Army Maj. Gen. George W. Weightman, fired as commander of the hospital complex last week, took responsibility for the problems.

"I failed," he said at the hearing. "We can't fail one of these soldiers or their families, not one. And we did."

Turning from the congressional panel to face a veteran and his family, Weightman expressed regret for a bureaucratic maze that forced the soldier's wife to battle the Army to get her husband proper medical treatment.

"I'd just like to apologize for not meeting their expectations," he said.

Several lawmakers accused Army brass of making Weightman, the medical center's commander for six months, the scapegoat for the problems at Walter Reed. Veterans groups think he had made progress in reducing the ratio of case managers to patients and in spotlighting post-traumatic stress disorder.

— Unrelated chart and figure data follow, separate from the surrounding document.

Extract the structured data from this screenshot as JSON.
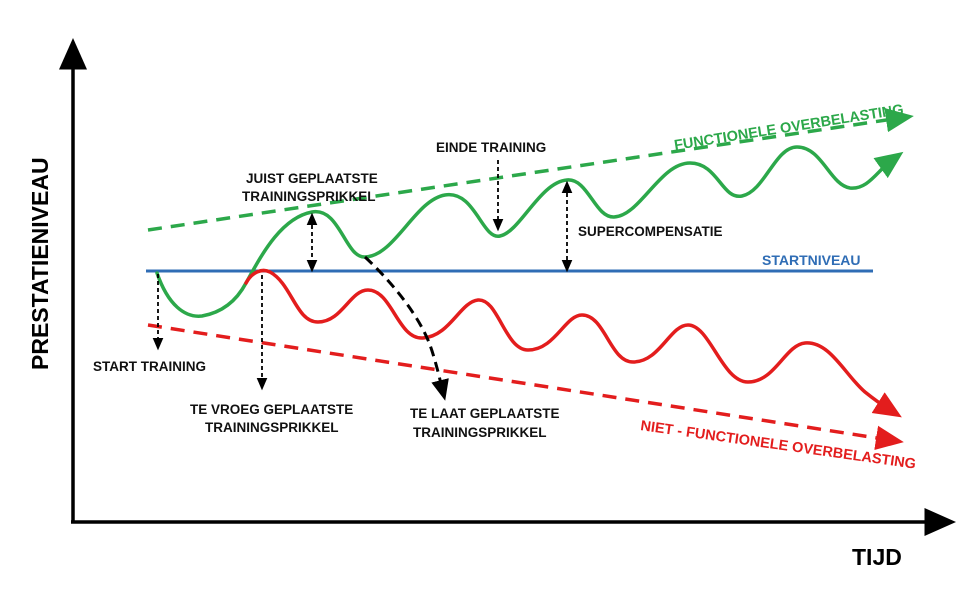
{
  "axes": {
    "y_label": "PRESTATIENIVEAU",
    "x_label": "TIJD"
  },
  "colors": {
    "green": "#2ca84a",
    "red": "#e31d1d",
    "blue": "#2f6db5",
    "black": "#000000"
  },
  "lines": {
    "functional": "FUNCTIONELE OVERBELASTING",
    "non_functional": "NIET - FUNCTIONELE OVERBELASTING",
    "baseline": "STARTNIVEAU"
  },
  "labels": {
    "start_training": "START TRAINING",
    "correct_stimulus_1": "JUIST GEPLAATSTE",
    "correct_stimulus_2": "TRAININGSPRIKKEL",
    "end_training": "EINDE TRAINING",
    "supercompensation": "SUPERCOMPENSATIE",
    "early_stimulus_1": "TE VROEG GEPLAATSTE",
    "early_stimulus_2": "TRAININGSPRIKKEL",
    "late_stimulus_1": "TE LAAT GEPLAATSTE",
    "late_stimulus_2": "TRAININGSPRIKKEL"
  }
}
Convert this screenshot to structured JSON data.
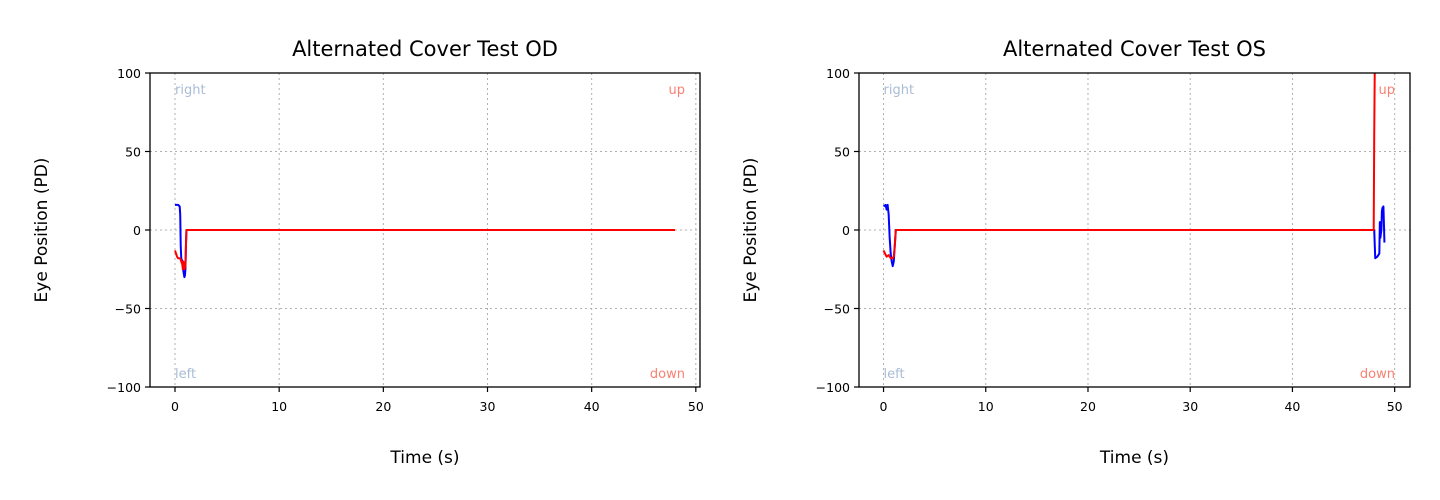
{
  "chart_data": [
    {
      "type": "line",
      "title": "Alternated Cover Test OD",
      "xlabel": "Time (s)",
      "ylabel": "Eye Position (PD)",
      "xlim": [
        -2.4,
        50.4
      ],
      "ylim": [
        -100,
        100
      ],
      "xticks": [
        0,
        10,
        20,
        30,
        40,
        50
      ],
      "yticks": [
        100,
        50,
        0,
        -50,
        -100
      ],
      "xtick_labels": [
        "0",
        "10",
        "20",
        "30",
        "40",
        "50"
      ],
      "ytick_labels": [
        "100",
        "50",
        "0",
        "−50",
        "−100"
      ],
      "grid": true,
      "annotations": [
        {
          "text": "right",
          "position": "top-left",
          "color": "#a9bcd5"
        },
        {
          "text": "left",
          "position": "bottom-left",
          "color": "#a9bcd5"
        },
        {
          "text": "up",
          "position": "top-right",
          "color": "#fa8072"
        },
        {
          "text": "down",
          "position": "bottom-right",
          "color": "#fa8072"
        }
      ],
      "series": [
        {
          "color": "#0000ff",
          "x": [
            0,
            0.3,
            0.45,
            0.5,
            0.55,
            0.6,
            0.7,
            0.75,
            0.8,
            0.85,
            0.9,
            0.95,
            1.0,
            1.05,
            1.1
          ],
          "y": [
            16,
            16,
            15,
            10,
            -10,
            -18,
            -20,
            -22,
            -26,
            -28,
            -30,
            -29,
            -25,
            -10,
            0
          ]
        },
        {
          "color": "#ff0000",
          "x": [
            0,
            0.2,
            0.3,
            0.5,
            0.6,
            0.7,
            0.75,
            0.8,
            0.85,
            0.9,
            0.95,
            1.0,
            1.05,
            1.1,
            48
          ],
          "y": [
            -13,
            -17,
            -18,
            -18,
            -20,
            -22,
            -25,
            -20,
            -22,
            -25,
            -24,
            -23,
            -10,
            0,
            0
          ]
        }
      ]
    },
    {
      "type": "line",
      "title": "Alternated Cover Test OS",
      "xlabel": "Time (s)",
      "ylabel": "Eye Position (PD)",
      "xlim": [
        -2.4,
        51.5
      ],
      "ylim": [
        -100,
        100
      ],
      "xticks": [
        0,
        10,
        20,
        30,
        40,
        50
      ],
      "yticks": [
        100,
        50,
        0,
        -50,
        -100
      ],
      "xtick_labels": [
        "0",
        "10",
        "20",
        "30",
        "40",
        "50"
      ],
      "ytick_labels": [
        "100",
        "50",
        "0",
        "−50",
        "−100"
      ],
      "grid": true,
      "annotations": [
        {
          "text": "right",
          "position": "top-left",
          "color": "#a9bcd5"
        },
        {
          "text": "left",
          "position": "bottom-left",
          "color": "#a9bcd5"
        },
        {
          "text": "up",
          "position": "top-right",
          "color": "#fa8072"
        },
        {
          "text": "down",
          "position": "bottom-right",
          "color": "#fa8072"
        }
      ],
      "series": [
        {
          "color": "#0000ff",
          "x": [
            0,
            0.2,
            0.3,
            0.4,
            0.5,
            0.6,
            0.7,
            0.8,
            0.9,
            1.0,
            1.1,
            1.2,
            48,
            48.1,
            48.3,
            48.5,
            48.55,
            48.6,
            48.7,
            48.75,
            48.8,
            48.9,
            49.0
          ],
          "y": [
            15,
            16,
            13,
            16,
            10,
            -5,
            -15,
            -20,
            -23,
            -20,
            -10,
            0,
            0,
            -18,
            -17,
            -15,
            5,
            -5,
            0,
            12,
            14,
            15,
            -8
          ]
        },
        {
          "color": "#ff0000",
          "x": [
            0,
            0.3,
            0.5,
            0.7,
            0.9,
            1.0,
            1.1,
            1.2,
            47.95,
            48.0,
            48.05
          ],
          "y": [
            -13,
            -17,
            -16,
            -18,
            -18,
            -17,
            -10,
            0,
            0,
            60,
            100
          ]
        }
      ]
    }
  ]
}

Army Secretary Francis J. Harvey was forced to resign last week over the scandal.

Weightman's predecessors -- retired Maj. Gen. Kenneth L. Farmer Jr., who had commanded the hospital complex from 2004 until August, and Lt. Gen. Kevin C. Kiley, who was in charge from 2002 to 2004 -- have not been disciplined.

After Weightman was fired, Kiley was named interim commander of Walter Reed but was removed a day later. Kiley remains the Army's surgeon general.